The nation yesterday struggled to recover from the devastation caused by Typhoon Soudelor, with about 240,000 households nationwide still left without electricity as of press time last night.
The Central Weather Bureau lifted both sea and land warnings for Typhoon Soudelor at 8:30am yesterday after it moved toward China’s Fujian Province. Statistics from the Ministry of the Interior showed that the strongest typhoon the nation has faced this year killed seven people and left five missing.
The number of people injured during the typhoon had risen to 402.
Taiwan Power Co (Taipower, 台電) said in a written statement said that work to restore power was restricted because either road access to disaster-stricken zones was cut off or power facilities were covered by fallen trees, adding that it had to wait for highway authorities and local governments to remove obstacles so that work could begin.
Taipower said that about 4.3 million households had experienced power failure on Saturday because of the typhoon, the highest number that the company had ever handled, adding that the number had dwindled to 236,980 by 7:16pm.
The National Airborne Service Corps was dispatched to airlift 13 people from the mountainous area in New Taipei City’s Wulai District (烏來) to receive medical treatment as the area remained cut off from the rest of the city because of severely damaged roads. Helicopters were also sent to deliver 700kg of food and other life-sustaining items to residents in the area. A photograph taken from an airborne helicopter showed that the river in Wulai had burst its banks.

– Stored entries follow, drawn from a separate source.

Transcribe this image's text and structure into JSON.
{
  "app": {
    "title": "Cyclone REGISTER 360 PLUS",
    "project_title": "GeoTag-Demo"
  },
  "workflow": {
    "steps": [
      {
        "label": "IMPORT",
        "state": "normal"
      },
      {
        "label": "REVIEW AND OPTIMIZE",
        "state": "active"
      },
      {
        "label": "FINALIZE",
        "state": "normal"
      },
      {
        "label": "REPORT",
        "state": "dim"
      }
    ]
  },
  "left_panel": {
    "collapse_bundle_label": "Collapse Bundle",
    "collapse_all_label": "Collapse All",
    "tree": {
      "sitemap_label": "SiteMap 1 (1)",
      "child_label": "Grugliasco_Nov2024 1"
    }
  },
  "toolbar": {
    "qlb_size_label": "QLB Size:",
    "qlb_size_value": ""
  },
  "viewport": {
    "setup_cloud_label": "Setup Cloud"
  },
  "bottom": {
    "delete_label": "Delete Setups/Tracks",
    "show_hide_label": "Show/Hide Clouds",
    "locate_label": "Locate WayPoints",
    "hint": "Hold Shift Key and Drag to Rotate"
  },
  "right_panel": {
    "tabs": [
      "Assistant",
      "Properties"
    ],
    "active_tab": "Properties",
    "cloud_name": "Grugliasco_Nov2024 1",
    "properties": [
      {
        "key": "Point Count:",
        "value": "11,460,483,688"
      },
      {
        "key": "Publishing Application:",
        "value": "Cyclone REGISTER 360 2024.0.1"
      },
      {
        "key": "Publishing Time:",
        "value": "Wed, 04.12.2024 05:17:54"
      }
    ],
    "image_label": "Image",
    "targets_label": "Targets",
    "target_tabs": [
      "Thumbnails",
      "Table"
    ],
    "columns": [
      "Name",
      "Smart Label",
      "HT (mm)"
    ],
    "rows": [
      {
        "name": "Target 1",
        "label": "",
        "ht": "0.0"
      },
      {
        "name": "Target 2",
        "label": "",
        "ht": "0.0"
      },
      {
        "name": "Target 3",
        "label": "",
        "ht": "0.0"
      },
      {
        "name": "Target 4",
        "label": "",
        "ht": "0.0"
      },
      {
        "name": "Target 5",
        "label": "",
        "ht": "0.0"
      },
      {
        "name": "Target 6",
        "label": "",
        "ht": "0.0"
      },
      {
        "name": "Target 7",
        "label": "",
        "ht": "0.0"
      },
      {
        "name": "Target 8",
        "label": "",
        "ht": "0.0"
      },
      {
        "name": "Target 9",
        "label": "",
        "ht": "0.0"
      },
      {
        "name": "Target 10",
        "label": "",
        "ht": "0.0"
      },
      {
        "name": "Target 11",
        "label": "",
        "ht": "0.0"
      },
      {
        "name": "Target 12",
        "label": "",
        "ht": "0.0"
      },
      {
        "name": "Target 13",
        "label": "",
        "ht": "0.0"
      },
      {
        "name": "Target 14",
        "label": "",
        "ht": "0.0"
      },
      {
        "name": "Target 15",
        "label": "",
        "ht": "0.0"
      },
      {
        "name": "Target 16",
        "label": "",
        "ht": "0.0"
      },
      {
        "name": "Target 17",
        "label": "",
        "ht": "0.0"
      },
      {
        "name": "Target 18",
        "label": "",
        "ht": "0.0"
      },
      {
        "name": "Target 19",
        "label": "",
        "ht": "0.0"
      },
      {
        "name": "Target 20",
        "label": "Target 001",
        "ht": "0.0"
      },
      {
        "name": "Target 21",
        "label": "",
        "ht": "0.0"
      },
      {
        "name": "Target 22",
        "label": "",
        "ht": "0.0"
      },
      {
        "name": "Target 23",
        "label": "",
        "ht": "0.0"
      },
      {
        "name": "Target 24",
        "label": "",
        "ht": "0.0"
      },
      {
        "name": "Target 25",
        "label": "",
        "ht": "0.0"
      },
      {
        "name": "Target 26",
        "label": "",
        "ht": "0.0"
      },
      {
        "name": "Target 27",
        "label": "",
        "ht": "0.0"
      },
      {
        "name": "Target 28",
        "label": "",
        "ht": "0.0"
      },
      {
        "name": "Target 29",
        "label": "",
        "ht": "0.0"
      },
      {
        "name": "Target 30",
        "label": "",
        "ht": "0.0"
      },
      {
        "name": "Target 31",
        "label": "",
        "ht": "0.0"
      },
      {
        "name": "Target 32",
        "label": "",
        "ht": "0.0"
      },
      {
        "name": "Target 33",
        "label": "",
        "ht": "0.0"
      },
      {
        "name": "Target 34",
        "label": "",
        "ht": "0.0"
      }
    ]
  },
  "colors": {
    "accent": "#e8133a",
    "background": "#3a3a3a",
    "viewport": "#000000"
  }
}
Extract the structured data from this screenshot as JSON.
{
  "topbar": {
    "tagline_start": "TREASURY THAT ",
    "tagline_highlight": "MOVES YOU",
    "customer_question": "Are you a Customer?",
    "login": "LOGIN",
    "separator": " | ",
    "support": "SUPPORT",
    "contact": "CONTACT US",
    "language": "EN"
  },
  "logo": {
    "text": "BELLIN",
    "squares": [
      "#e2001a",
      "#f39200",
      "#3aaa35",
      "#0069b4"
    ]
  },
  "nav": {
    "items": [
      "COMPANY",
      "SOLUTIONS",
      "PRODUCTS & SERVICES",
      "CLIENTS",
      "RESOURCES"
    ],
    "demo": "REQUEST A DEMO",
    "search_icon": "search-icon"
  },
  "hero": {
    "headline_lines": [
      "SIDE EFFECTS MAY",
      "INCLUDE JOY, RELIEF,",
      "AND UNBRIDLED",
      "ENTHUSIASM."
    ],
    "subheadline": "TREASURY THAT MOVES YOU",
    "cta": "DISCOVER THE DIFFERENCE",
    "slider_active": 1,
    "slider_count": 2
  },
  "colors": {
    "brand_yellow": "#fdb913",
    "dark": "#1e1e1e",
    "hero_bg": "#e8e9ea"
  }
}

Hot-spring pipelines on both sides of the river were destroyed by the flood.
The Directorate-General of Highways said that the section between Kueishan Bridge (龜山橋) and Wulai on the Highway No. 9 — the only way to reach Old Street in Wulai — suffered serious erosion of the roadbed, adding that reconstruction work can only be completed using heavy machinery. It estimated that Wulai would not be accessible to the general public until Sunday.
To assist the New Taipei City Government in rescuing people still trapped in Wulai, the Ministry of National Defense sent 36 members of the Army Special Combat Forces and four Hummers.
While the rest of the nation managed to weather the storm, clean water supply also became an issue.
Many supermarkets were sold out of bottled water as people finding tap water too turbid to use searched for cleaner alternatives.
The Taipei Water Department said that the turbidity of the water from the Sindian River (新店溪), which is a source of tap water, had at one point escalated to 30,000 nephelometric turbidity units (NTU), or five times more than the maximum capacity of the water treatment facility.
Though the turbidity had dropped to 4,500 NTUs, people are advised to boil water before drinking it, the department said.
Taiwan Taoyuan International Airport has had to deal with a huge backlog of flight passengers, as 366 flights were canceled on Saturday due to the arrival of the typhoon.
It said that 120,000 passengers were at the airport yesterday, which is equivalent to the volume that the airport saw during the Lunar New Year holiday. In addition, agricultural damage caused by Typhoon Soudelor was estimated at NT$600 million (US$18.9 million).
The government received a total of 23,953 disaster reports from the public. A total of 6,470 cases were related to fallen trees, which was the highest among all the other disaster categories.